Estudiar el origen del hombre es ciencia y es cultura. Es ciencia porque investiga y descubre aspectos de nuestra naturaleza. Y es cultura porque incrementa nuestro conocimiento de lo que Francisco Umbral llamó «ese saber del hombre sobre el hombre». Y ambos saberes, fusionados como en ninguna otra disciplina en el estudio de la evolución humana, nos ayudan a modelar nuestra responsabilidad sobre nosotros mismos y sobre el mundo natural al que pertenecemos. Conocer nuestro pasado, conocer las especies más próximas a los seres humanos pasadas y presentes incide en la conciencia de nosotros y en la pregunta ¿de dónde venimos? Conocer nuestro pasado nos ayuda a responder también al ¿adónde vamos? Y más aún, ¿adónde queremos ir?

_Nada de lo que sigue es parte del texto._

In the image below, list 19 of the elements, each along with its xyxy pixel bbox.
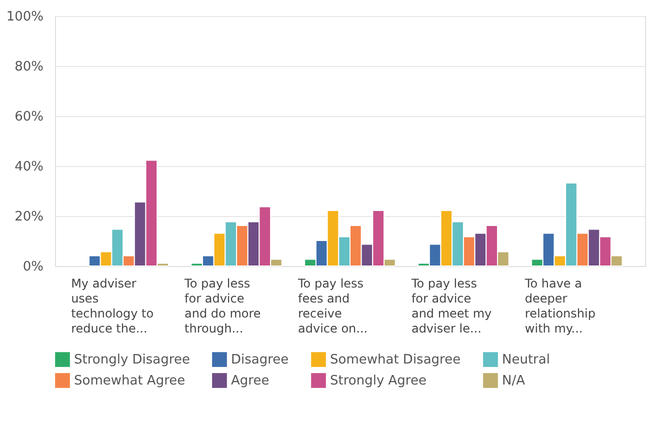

Uno de los aspectos más interesantes y valiosos de la ciencia en los últimos años es el descubrimiento de la coexistencia de diferentes especies humanas en el planeta Tierra durante el último medio millón de años. La especie «Homo sapiens», como así nos autodenominamos, no ha estado sola. En este nuevo escenario, cuyas implicaciones sociales y morales aún están prácticamente inexploradas, los neandertales juegan un papel central. Desde su descubrimiento en 1856 son el referente obligado de la humanidad actual: los neandertales han sido y son el espejo en el que nos miramos.

Pero no han sido sólo ellos. En los últimos años hemos sabido de la existencia de otras especies humanas contemporáneas de sapiens y neandertales. En la isla de Flores, en Indonesia, muy cerca de Australia, fueron descubiertos en 1999 los restos de un extraño homínido al que se denominó «Homo floresiensis» y que vivió hasta hace tan sólo 30.000 años. Al principio polémico, el hombre de Flores ocupa hoy un lugar entre las variantes evolutivas humanas. En 2011 fue extraído el genoma completo de otro linaje humano inédito: los denisovanos, encontrados en Siberia y que muy posiblemente tuvieran una amplia distribución en Asia oriental, cuando los neandertales habitaban el extremo occidental de Eurasia.

En todo este proceso, en el que la definición y perfilado de las distintas «entidades humanas», desde su anatomía hasta sus perfiles genéticos, han desempeñado un interés creciente, los restos del Sidrón ocupan un lugar destacado, estando entre los estudios de vanguardia. Recordemos los estudios paleobiológicos y genéticos publicados sobre los restos de trece individuos, muchos de ellos en colaboración con científicos de reconocido prestigio. El Sidrón y los neandertales juegan un papel importante para saber caracterizar mejor nuestra naturaleza. Para acercarnos un poco más a responder la pregunta ¿qué nos hace humanos?

Es evidente que la investigación sobre estos fósiles tiene un eco internacional, y no son pocas las gentes que se interesan ya por conocer más sobre ellos y su entorno inmediato. Este interés social cada vez mayor desborda, por tanto, el simple gusto y vocación de unos cuantos científicos. Consecuentemente, aún en un momento de crisis económica, en el que diferentes sectores de la población se ven afectados por recortes, los científicos seguimos erre que erre con nuestro oficio: investigar y aportar conocimiento a la sociedad. En particular, los científicos del Sidrón seguimos estudiando todo aquello que pueda arrojar luz sobre esta impresionante colección.

Estudiar a los neandertales pone ante nosotros la existencia de otras formas de ser humano y nos ayuda a seguir el legado socrático del «conócete a ti mismo», ya que es en este ejercicio donde rastreamos las raíces de nuestra naturaleza y, poco a poco, con esfuerzo, vamos comprendiendo algo más de las bases evolutivas de nuestra posición en el universo. El estudio de la evolución humana es, pues, una responsabilidad compartida entre ciencia y sociedad. El conocimiento que surge de la ciencia es cultura, y la cultura nos suaviza los instintos, y concede a la palabra y al respeto un espacio cada vez más amplio (aunque a veces tengamos fundados motivos de duda).